Voluntarily entering a tomb in the middle of an island known for its ghost stories and curses was enough to send a shiver up his spine, but he didn’t have time to be scared. He took Estair by the arm, kept Rhona at his side, and let Lars lead the way. They walked on a dirt floor that led down into a small room with shelves full of skeletons; he now knew where the stench came from.
“It’s here?” he asked, gasping for breath and trying to bury his nose in his shirt.
Lars shook his head, holding his nose now too, and motioned to the back wall. Here he pulled aside a dirty cloth that looked exactly like the rest of the walls, revealing a bit of a tunnel just past one of the shelves of skeletons, narrow enough only for those in good shape. Luckily, all of them were.
Alastar followed the older man, pressing his back to the wall and moving along the corridor sideways until he found himself in a narrow room just large enough for the four of them.
He turned back and told Rhona to let the others know they could head back up or stay with the skeletons. They chose to head back.
“We know why the sword’s here,” Alastar said. “But you still haven’t told us why you know the sword is here.”
Lars smiled, motioning to the only thing in the room, a long, narrow, box. A poor man’s grave.
He kneeled down, letting the question linger, and removed the lid. Here was another skeleton, but when he pulled on the board at the back panel of the box, it opened to reveal a space from which he drew a sword covered in a cloth.
When he removed the cloth and held it up, sideways so that Alastar could get a good look, there was no doubt from the images he had seen at the castle of the Order of Rodrick that this was either the sword of light or a very good replica. The blade was long, the hilt gilded and encrusted with jewels.

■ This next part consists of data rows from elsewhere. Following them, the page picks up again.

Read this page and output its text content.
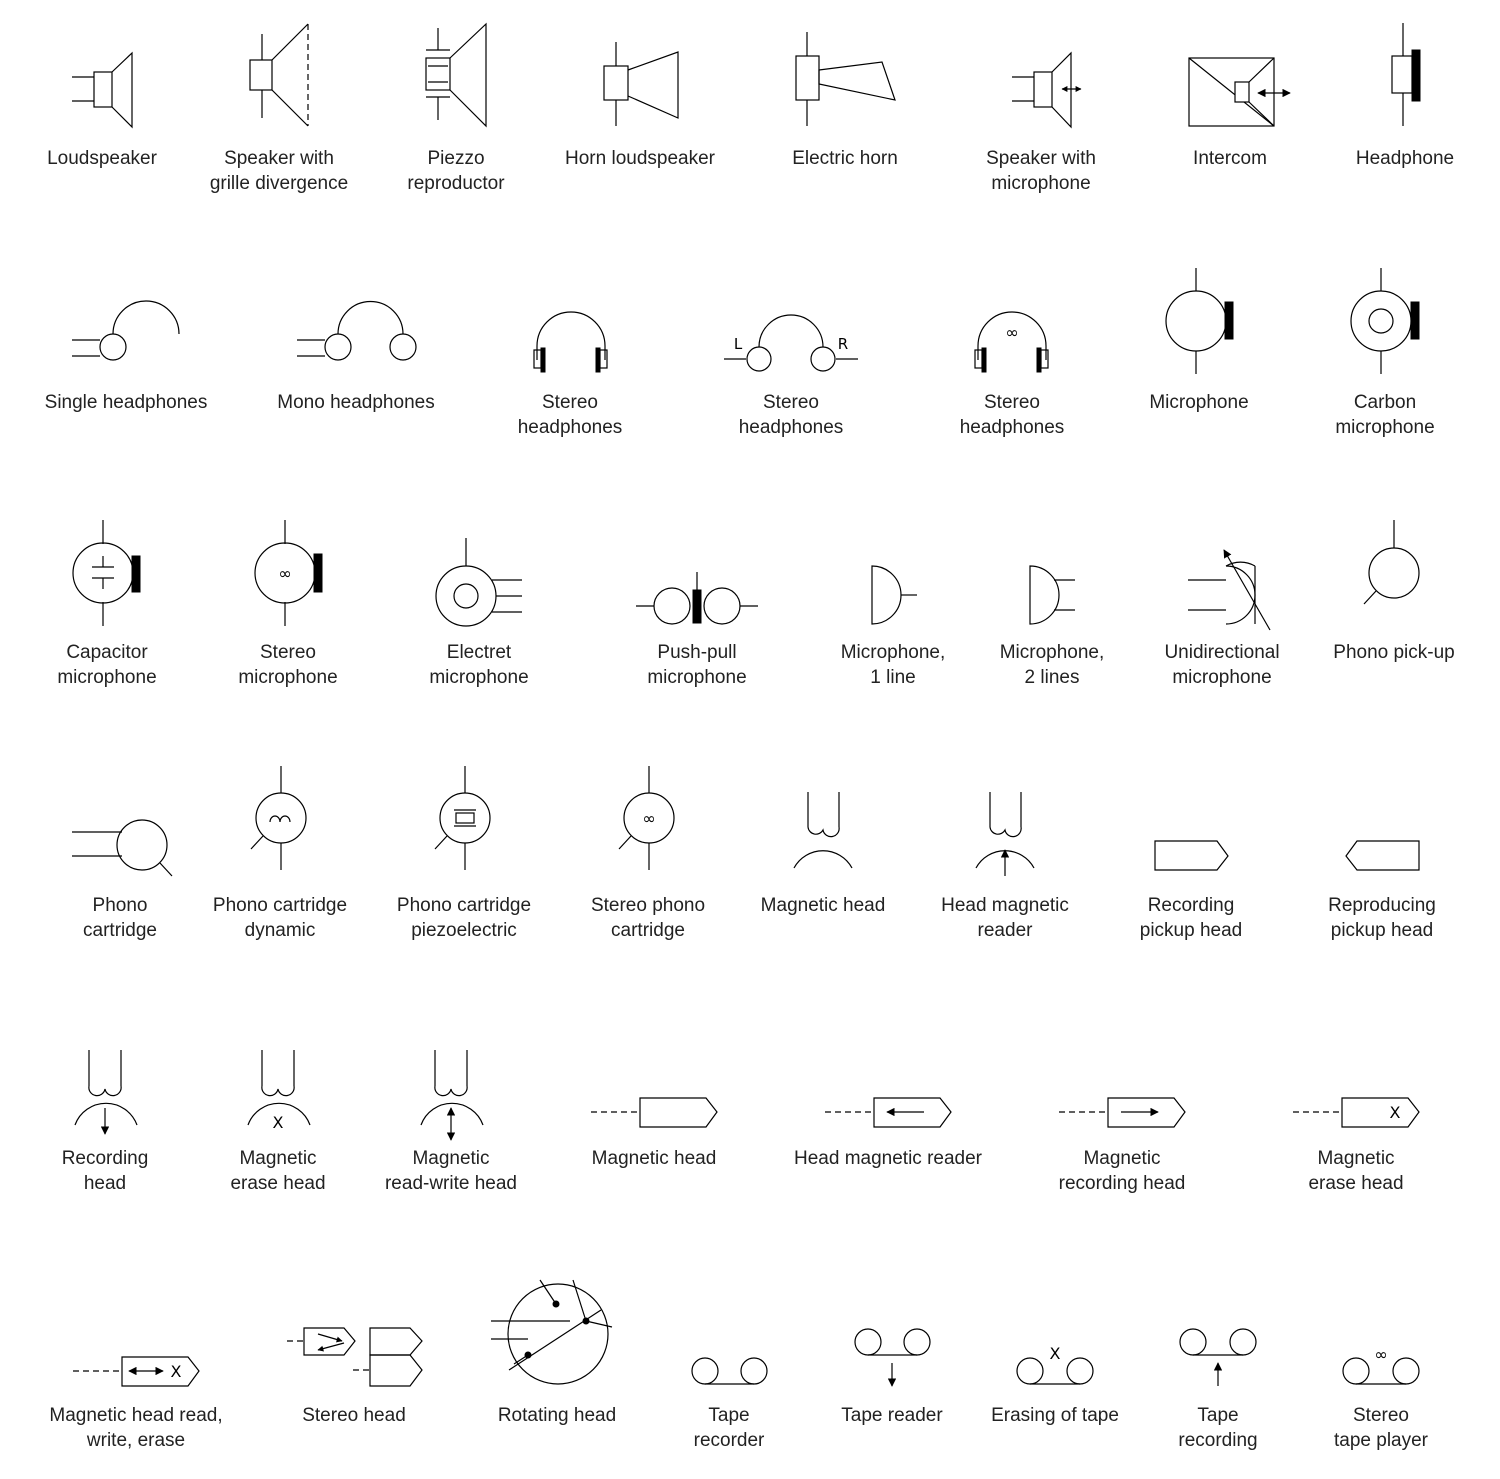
L	R
∞
∞
∞
X
X
X
X	∞
Loudspeaker	Speaker with
grille divergence
Piezzo
reproductor
Horn loudspeaker	Electric horn	Speaker with
microphone
Intercom	Headphone
Single headphones	Mono headphones	Stereo
headphones
Stereo
headphones
Stereo
headphones
Microphone	Carbon
microphone
Capacitor
microphone
Stereo
microphone
Electret
microphone
Push-pull
microphone
Microphone,
1 line
Microphone,
2 lines
Unidirectional
microphone
Phono pick-up
Phono
cartridge
Phono cartridge
dynamic
Phono cartridge
piezoelectric
Stereo phono
cartridge
Magnetic head	Head magnetic
reader
Recording
pickup head
Reproducing
pickup head
Recording
head
Magnetic
erase head
Magnetic
read-write head
Magnetic head	Head magnetic reader	Magnetic
recording head
Magnetic
erase head
Magnetic head read,
write, erase
Stereo head	Rotating head	Tape
recorder
Tape reader	Erasing of tape	Tape
recording
Stereo
tape player
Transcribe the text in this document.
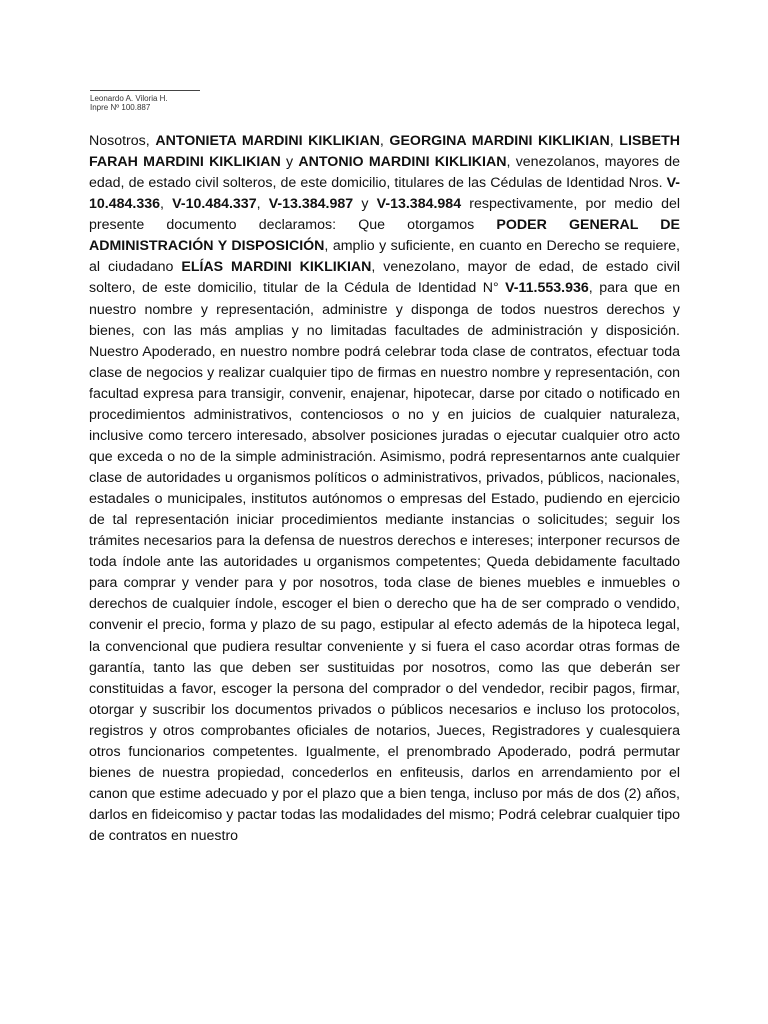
Leonardo A. Viloria H.
Inpre Nº 100.887

Nosotros, ANTONIETA MARDINI KIKLIKIAN, GEORGINA MARDINI KIKLIKIAN, LISBETH FARAH MARDINI KIKLIKIAN y ANTONIO MARDINI KIKLIKIAN, venezolanos, mayores de edad, de estado civil solteros, de este domicilio, titulares de las Cédulas de Identidad Nros. V-10.484.336, V-10.484.337, V-13.384.987 y V-13.384.984 respectivamente, por medio del presente documento declaramos: Que otorgamos PODER GENERAL DE ADMINISTRACIÓN Y DISPOSICIÓN, amplio y suficiente, en cuanto en Derecho se requiere, al ciudadano ELÍAS MARDINI KIKLIKIAN, venezolano, mayor de edad, de estado civil soltero, de este domicilio, titular de la Cédula de Identidad N° V-11.553.936, para que en nuestro nombre y representación, administre y disponga de todos nuestros derechos y bienes, con las más amplias y no limitadas facultades de administración y disposición. Nuestro Apoderado, en nuestro nombre podrá celebrar toda clase de contratos, efectuar toda clase de negocios y realizar cualquier tipo de firmas en nuestro nombre y representación, con facultad expresa para transigir, convenir, enajenar, hipotecar, darse por citado o notificado en procedimientos administrativos, contenciosos o no y en juicios de cualquier naturaleza, inclusive como tercero interesado, absolver posiciones juradas o ejecutar cualquier otro acto que exceda o no de la simple administración. Asimismo, podrá representarnos ante cualquier clase de autoridades u organismos políticos o administrativos, privados, públicos, nacionales, estadales o municipales, institutos autónomos o empresas del Estado, pudiendo en ejercicio de tal representación iniciar procedimientos mediante instancias o solicitudes; seguir los trámites necesarios para la defensa de nuestros derechos e intereses; interponer recursos de toda índole ante las autoridades u organismos competentes; Queda debidamente facultado para comprar y vender para y por nosotros, toda clase de bienes muebles e inmuebles o derechos de cualquier índole, escoger el bien o derecho que ha de ser comprado o vendido, convenir el precio, forma y plazo de su pago, estipular al efecto además de la hipoteca legal, la convencional que pudiera resultar conveniente y si fuera el caso acordar otras formas de garantía, tanto las que deben ser sustituidas por nosotros, como las que deberán ser constituidas a favor, escoger la persona del comprador o del vendedor, recibir pagos, firmar, otorgar y suscribir los documentos privados o públicos necesarios e incluso los protocolos, registros y otros comprobantes oficiales de notarios, Jueces, Registradores y cualesquiera otros funcionarios competentes. Igualmente, el prenombrado Apoderado, podrá permutar bienes de nuestra propiedad, concederlos en enfiteusis, darlos en arrendamiento por el canon que estime adecuado y por el plazo que a bien tenga, incluso por más de dos (2) años, darlos en fideicomiso y pactar todas las modalidades del mismo; Podrá celebrar cualquier tipo de contratos en nuestro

“I know, for the simple reason that the man charged with its keeping passed the secret on to me.” Lars held out the sword for Alastar to take. “He was Crete’s father, one of several charged with preventing the sword from falling into the hands of the paladins. We told you a story before about the real reason the paladins and Rodrick came here. We believe it to be true. However, I believe that is only half the equation. I believe that the paladins’ search for the sword is indeed real, and that the High Paladin must not have it.”
“Then why are you giving it to me?” Alastar asked, hands already on the hilt and flat of the blade in acceptance.
“Because I know that if we stay here in Sair Talem, we will die. I want to return to my land, to Kaldfell, and I trust that you are different, that you will make the right choice when the time comes.”
Alastar nodded. “I will.” He accepted the sword as Lars released it.
It was heavier than he had expected, and the hilt felt odd in his hand. But there was something else about it that bothered him. It didn’t feel powerful in any way; certainly not magical.
“How does it work?” Alastar asked.
Lars frowned. “I figured one of your kind would know.”
Alastar ran his hand across the gems, considering them. “We can imbue our magic—or blessings, depending on what you believe—into these stones. But that’s the same with every sword.”